Delicate Noise: Filmezza
Lens Records

Filmezza could very easily pass for a great lost Boards of Canada album—in other words, sui generis it ain't. Those trademark children's voices echo throughout many of the release's seventeen tracks, and though Mark Andrushko admits to influences like Alphaville, Men Without Hats, and Depeche Mode, it's clearly the Warp duo that has exerted the greatest impact on the Delicate Noise sound. As long-time BoC devotees already know, the style of music in question exudes the nostalgic aura of faded colour photographs or 16mm home movies taken on carefree summer afternoons at the beach (driving the point home, one of Filmezza's tracks is even titled “Polaroid Picture Taking”).

Having registered that little detail, it must also needs be said that Filmezza, the follow-up to Delicate Noise's 2006 debut Diversion, is a more-than-enjoyable, hour-long collection of atmospheric, emotive electronica.

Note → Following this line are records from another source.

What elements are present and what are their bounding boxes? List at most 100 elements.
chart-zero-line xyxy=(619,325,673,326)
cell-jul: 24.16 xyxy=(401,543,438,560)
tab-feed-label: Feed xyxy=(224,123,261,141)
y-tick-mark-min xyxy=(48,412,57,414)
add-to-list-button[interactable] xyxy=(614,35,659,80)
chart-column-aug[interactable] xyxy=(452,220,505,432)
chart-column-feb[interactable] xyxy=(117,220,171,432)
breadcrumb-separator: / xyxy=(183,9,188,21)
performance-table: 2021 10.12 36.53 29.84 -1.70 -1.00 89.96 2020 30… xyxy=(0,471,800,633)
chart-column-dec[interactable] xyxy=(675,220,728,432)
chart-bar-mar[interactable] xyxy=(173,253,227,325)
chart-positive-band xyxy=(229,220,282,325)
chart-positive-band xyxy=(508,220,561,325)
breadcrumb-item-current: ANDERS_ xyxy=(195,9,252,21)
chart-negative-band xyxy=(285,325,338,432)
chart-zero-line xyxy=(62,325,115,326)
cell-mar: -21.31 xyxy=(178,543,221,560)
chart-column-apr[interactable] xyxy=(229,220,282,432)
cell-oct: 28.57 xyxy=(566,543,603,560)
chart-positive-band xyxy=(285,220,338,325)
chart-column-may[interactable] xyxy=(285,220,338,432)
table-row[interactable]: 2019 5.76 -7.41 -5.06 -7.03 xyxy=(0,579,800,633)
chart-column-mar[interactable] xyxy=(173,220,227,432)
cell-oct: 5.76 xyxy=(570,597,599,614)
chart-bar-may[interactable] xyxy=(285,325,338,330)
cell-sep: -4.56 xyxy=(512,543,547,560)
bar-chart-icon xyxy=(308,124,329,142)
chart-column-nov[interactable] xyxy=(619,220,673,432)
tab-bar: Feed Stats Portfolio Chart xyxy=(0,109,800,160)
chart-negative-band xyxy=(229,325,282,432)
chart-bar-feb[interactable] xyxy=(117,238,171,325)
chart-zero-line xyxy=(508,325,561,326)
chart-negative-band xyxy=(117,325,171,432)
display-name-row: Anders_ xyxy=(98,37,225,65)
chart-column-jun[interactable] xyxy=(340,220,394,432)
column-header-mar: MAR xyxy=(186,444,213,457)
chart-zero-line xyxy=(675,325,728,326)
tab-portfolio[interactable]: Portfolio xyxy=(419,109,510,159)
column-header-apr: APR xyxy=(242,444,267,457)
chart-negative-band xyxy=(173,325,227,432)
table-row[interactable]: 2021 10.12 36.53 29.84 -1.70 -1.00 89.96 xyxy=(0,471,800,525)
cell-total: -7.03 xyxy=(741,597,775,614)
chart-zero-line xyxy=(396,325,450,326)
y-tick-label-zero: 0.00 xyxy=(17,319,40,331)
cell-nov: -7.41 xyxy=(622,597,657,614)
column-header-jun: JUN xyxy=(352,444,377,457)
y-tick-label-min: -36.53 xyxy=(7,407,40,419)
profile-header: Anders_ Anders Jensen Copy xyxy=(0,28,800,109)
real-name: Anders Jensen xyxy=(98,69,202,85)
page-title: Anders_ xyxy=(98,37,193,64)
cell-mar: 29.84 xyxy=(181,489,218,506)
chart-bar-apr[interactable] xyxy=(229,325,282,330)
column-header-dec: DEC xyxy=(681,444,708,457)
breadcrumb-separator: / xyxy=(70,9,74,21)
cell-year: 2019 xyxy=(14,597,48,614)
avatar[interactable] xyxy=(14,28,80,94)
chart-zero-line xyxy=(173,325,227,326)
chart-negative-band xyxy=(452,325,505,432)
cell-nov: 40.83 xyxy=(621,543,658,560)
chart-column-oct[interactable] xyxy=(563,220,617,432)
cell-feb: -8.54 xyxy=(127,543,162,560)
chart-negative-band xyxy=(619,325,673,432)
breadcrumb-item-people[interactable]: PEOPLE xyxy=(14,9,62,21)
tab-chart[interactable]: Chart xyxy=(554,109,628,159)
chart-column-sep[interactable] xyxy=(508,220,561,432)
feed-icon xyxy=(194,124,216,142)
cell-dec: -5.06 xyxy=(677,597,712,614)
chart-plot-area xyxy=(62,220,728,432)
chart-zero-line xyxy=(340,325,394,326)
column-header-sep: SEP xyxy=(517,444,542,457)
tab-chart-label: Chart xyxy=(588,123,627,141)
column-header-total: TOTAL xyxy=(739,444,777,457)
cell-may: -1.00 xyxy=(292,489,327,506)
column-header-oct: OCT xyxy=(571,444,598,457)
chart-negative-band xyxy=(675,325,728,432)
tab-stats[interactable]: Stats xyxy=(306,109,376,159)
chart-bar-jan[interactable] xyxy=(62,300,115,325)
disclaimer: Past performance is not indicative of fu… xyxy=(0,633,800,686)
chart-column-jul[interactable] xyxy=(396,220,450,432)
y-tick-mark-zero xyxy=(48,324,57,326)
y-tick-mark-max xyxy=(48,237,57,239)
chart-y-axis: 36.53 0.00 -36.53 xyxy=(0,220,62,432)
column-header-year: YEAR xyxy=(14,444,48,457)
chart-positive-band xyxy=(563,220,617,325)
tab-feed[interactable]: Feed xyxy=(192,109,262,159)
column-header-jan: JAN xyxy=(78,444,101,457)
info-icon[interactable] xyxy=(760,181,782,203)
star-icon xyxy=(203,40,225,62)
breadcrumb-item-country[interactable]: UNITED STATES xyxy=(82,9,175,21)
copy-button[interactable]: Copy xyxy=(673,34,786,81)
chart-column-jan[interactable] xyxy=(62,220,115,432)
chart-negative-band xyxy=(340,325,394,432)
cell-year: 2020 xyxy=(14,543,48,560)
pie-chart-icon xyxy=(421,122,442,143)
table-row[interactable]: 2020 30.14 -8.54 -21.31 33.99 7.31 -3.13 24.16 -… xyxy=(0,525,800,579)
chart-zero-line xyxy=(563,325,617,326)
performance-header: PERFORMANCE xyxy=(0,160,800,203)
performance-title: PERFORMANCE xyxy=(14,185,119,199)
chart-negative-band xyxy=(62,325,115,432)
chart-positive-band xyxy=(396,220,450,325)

So even if “Butterfly Envy” does traffic in signature BoC moves—analogue synthesizer haze, voice samples, laid-back hip-hop beats—the tune isn't any less enjoyable for doing so, and there's also no point denying the serenading beauty of “Roundlake Beach” either. “Beware of Digital Children” and “The Children Are Back... Let's Hide” ooze the kind of a trippy wooziness one experiences after ingesting one acid tablet too many. The Delicate Noise sound grows slightly more exotic, epic, and, yes, entrancing too during “Tokyo Big Sight,” and “Lush and Coated With Words and Birds” takes the album out on five minutes of beatific bliss. Andrushko's nicely sequenced the album's too, with longer tracks rubbing shoulders with a requisite number of minute-long interludes.